Un estilo europeo
Se ha escrito bastante sobre los cimientos democristianos de la Unión Europea, pero no tanto de la solidez que le proporcionó contar en sus inicios con estupendos profesionales del derecho
Los padres de Europa eran buenos juristas, conservadores y católicos. Los venerables Schuman y De Gasperi, así como Adenauer o Hallstein, compartían esa forma de ver la vida y la política. Monnet o Spaak respetaban sus ideas, aunque no comulgaran con ellas. Se ha escrito bastante sobre los cimientos democristianos de la Unión Europea, pero no tanto de la solidez que le proporcionó contar en sus inicios con estupendos profesionales del derecho o, al menos, que se desenvolvieran con soltura en el mundo jurídico.
La formación universitaria en leyes de la mayor parte de nuestros protagonistas está en la raíz de una entidad que continúa sorprendiendo por su diseño y racionalidad. La filigrana legal sobre la que comenzó a fraguarse su arquitectura institucional sería impensable sin mentes moldeadas con intensidad por la teoría del Estado. Ese puñado de pioneros dominaban el arte de lo bueno y lo justo del que hablara Celso, algo de lo que se beneficiaría el formidable sueño hecho realidad en Roma en 1957.
Estas figuras no tenían al «Estado en la cabeza», como se decía con retintín de Manuel Fraga, sino al continente entero, al que anhelaban ver unido como sensacional espacio de libertades, democracia y bienestar socioeconómico. Aunque participaran de un mismo espíritu e ideología, no buscaban tampoco imponer un modelo acorde a sus criterios, lo que ha podido comprobarse a lo largo de las décadas.
Que al frente de naciones u organizaciones supranacionales estén personalidades así, garantiza el progreso. Y lo contrario profundiza en el retroceso. Nunca un jurista de los pies a la cabeza que ejerza un liderazgo como Dios manda permitiría la erosión del régimen sobre el que se vertebran sus sociedades, sino que haría lo imposible por potenciarlo y robustecerlo. Hacerlo de esa manera no solo contribuye a la adecuada salud del sistema democrático, sino que se ha demostrado que mejora la economía y el desarrollo social de los pueblos.

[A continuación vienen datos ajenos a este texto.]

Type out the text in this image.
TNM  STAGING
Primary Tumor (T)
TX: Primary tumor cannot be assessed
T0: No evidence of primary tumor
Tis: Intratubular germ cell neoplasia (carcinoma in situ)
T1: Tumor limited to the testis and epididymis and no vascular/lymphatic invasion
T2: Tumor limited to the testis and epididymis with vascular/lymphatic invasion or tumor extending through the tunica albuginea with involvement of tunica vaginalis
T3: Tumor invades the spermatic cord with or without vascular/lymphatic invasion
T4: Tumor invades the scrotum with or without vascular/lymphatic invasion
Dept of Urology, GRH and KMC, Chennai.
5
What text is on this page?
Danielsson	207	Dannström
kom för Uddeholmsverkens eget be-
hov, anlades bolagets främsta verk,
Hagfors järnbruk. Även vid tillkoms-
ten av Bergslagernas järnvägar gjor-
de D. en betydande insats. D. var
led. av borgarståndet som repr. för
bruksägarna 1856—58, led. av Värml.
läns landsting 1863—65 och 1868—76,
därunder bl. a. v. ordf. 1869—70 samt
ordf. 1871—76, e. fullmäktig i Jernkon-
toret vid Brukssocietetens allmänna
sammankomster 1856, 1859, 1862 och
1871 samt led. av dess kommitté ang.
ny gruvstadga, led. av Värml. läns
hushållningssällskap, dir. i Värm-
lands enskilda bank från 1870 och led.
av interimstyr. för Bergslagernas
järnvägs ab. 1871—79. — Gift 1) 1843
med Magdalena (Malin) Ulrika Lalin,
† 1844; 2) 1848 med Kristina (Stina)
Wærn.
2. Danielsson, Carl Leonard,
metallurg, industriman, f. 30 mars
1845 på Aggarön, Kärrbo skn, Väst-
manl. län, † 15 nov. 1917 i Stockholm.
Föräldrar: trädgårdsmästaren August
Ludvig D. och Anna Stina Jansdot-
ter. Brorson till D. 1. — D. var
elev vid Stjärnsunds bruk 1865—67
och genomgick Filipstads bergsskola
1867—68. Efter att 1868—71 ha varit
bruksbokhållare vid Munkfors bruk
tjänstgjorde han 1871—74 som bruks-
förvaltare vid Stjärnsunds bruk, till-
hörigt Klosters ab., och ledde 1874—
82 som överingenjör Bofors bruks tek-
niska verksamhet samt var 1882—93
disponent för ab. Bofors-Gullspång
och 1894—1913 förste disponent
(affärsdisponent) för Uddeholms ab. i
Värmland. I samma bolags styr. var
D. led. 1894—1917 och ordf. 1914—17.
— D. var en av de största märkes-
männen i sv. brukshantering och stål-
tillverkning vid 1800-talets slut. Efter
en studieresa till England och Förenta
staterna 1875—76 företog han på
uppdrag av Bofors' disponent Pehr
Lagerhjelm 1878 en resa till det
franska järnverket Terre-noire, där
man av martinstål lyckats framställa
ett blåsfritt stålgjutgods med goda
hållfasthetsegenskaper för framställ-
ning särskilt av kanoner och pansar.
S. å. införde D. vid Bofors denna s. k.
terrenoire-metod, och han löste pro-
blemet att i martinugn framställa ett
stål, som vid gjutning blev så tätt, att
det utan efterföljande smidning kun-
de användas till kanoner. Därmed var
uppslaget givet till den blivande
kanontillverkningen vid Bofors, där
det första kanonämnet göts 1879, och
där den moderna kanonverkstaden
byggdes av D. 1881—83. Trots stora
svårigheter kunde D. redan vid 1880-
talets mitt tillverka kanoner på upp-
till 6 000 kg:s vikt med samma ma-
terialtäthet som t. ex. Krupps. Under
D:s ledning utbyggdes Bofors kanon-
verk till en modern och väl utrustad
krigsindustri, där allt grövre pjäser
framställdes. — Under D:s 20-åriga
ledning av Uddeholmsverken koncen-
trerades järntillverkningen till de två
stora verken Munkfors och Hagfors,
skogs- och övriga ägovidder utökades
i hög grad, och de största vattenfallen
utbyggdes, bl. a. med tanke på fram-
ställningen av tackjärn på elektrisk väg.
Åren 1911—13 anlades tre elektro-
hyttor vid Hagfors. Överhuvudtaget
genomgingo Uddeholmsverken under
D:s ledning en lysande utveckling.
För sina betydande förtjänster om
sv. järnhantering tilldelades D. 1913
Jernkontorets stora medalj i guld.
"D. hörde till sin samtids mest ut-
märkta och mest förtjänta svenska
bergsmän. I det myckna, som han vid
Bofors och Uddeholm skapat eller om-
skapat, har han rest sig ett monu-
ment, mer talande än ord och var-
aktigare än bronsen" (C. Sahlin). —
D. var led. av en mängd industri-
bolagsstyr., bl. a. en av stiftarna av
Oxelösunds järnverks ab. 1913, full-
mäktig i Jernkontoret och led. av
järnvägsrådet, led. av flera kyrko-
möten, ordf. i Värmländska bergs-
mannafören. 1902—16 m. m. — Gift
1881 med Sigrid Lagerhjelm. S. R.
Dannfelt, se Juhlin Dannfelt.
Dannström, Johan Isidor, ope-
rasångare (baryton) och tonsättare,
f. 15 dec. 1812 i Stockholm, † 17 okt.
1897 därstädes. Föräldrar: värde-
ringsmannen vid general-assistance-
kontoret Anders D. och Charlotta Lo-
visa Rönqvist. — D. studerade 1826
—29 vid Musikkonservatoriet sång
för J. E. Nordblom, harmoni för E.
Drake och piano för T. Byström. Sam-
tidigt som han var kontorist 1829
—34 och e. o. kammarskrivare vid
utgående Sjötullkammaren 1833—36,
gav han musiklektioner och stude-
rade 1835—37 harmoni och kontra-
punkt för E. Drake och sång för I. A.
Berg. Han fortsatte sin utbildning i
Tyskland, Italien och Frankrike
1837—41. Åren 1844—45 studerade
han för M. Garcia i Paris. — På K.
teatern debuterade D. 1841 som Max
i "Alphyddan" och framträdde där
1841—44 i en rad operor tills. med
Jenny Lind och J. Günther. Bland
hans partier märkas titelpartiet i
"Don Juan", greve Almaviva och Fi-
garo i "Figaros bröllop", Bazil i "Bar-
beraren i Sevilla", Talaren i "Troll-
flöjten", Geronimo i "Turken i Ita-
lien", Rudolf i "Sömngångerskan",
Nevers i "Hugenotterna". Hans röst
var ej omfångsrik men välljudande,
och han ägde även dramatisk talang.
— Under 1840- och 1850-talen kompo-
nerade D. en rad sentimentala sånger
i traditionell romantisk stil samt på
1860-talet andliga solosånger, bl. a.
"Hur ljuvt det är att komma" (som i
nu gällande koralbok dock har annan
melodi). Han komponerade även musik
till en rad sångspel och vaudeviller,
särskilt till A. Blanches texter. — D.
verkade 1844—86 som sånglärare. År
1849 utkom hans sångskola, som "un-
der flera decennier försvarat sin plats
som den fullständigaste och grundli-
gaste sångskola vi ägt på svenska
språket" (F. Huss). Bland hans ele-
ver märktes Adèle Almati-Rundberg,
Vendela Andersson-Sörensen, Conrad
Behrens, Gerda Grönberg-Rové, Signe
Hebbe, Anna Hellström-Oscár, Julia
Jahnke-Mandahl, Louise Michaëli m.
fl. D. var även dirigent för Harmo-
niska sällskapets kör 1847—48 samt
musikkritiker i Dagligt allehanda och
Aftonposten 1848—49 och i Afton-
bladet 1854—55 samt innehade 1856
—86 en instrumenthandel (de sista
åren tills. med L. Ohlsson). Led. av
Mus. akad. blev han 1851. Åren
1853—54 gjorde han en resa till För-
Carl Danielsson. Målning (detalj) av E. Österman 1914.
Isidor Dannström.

Del estilo de estos grandes europeístas, ciertos dirigentes contemporáneos han seguido su estela. Es el caso de Sergio Mattarella, presidente de la República Italiana, un personaje respetado y respetable dentro y fuera de las fronteras transalpinas. La obra sobre derecho público del académico palermitano es brillante y abarca desde la expropiación forzosa a cuestiones locales, siendo una referencia ineludible en materia parlamentaria. Su autoridad como magistrado constitucional que fue y su ejemplaridad personal, deslumbran. En esa ejecutoria pesó sin duda el legado gasperiano, del que su padre fue testigo privilegiado. Pero también haber formado parte cuando era joven de Acción Católica. Su tendencia moderada, con toques socialcristianos, le llevó a combatir tanto al populismo de izquierdas como de derechas cuando tuvo la oportunidad. Y a la cleptocracia que a veces anida en el poder. En un país tan complicado de gobernar, en el que hemos perdido la cuenta de los ejecutivos que se suceden cada dos por tres, tener como jefe de Estado a alguien equilibrado como él constituye un auténtico bálsamo. Para los italianos y para el resto de Europa. Mattarella es, desde luego, el estadista por antonomasia, el señorío y la prudencia en las formas, la sabiduría e integridad personificadas, un símbolo de lo máximo a lo que cualquier democracia puede aspirar.
Otro heredero de los grandes juristas democristianos comunitarios, que bebió en las mismas fuentes de Acción Católica, es Rebelo de Sousa. Los manuales de derecho administrativo del presidente portugués son cita obligada en las Facultades lusas, al igual que sus tratados sobre asuntos legislativos. El extravertido «profesor Marcelo», como lo llaman sus paisanos, ha compatibilizado su reputado quehacer docente con un periodismo vibrante e influyente, siempre guiado por idénticos horizontes a los de los recordados precursores de la actual Europa.
Que los altos destinos de una nación estén en manos así procura esa serenidad tan necesaria para asumir con consistencia los retos del futuro. Como se ha visto con el paso de los años, nada hay mejor para la prosperidad que la estabilidad, que acostumbra a vincularse con responsables que den la talla, que sean decentes, sensatos, patriotas, prestigiosos, con rigurosa preparación y lugar de retorno tras la política. Cuando un país tiene esa fortuna no hay desafío que se le ponga por delante.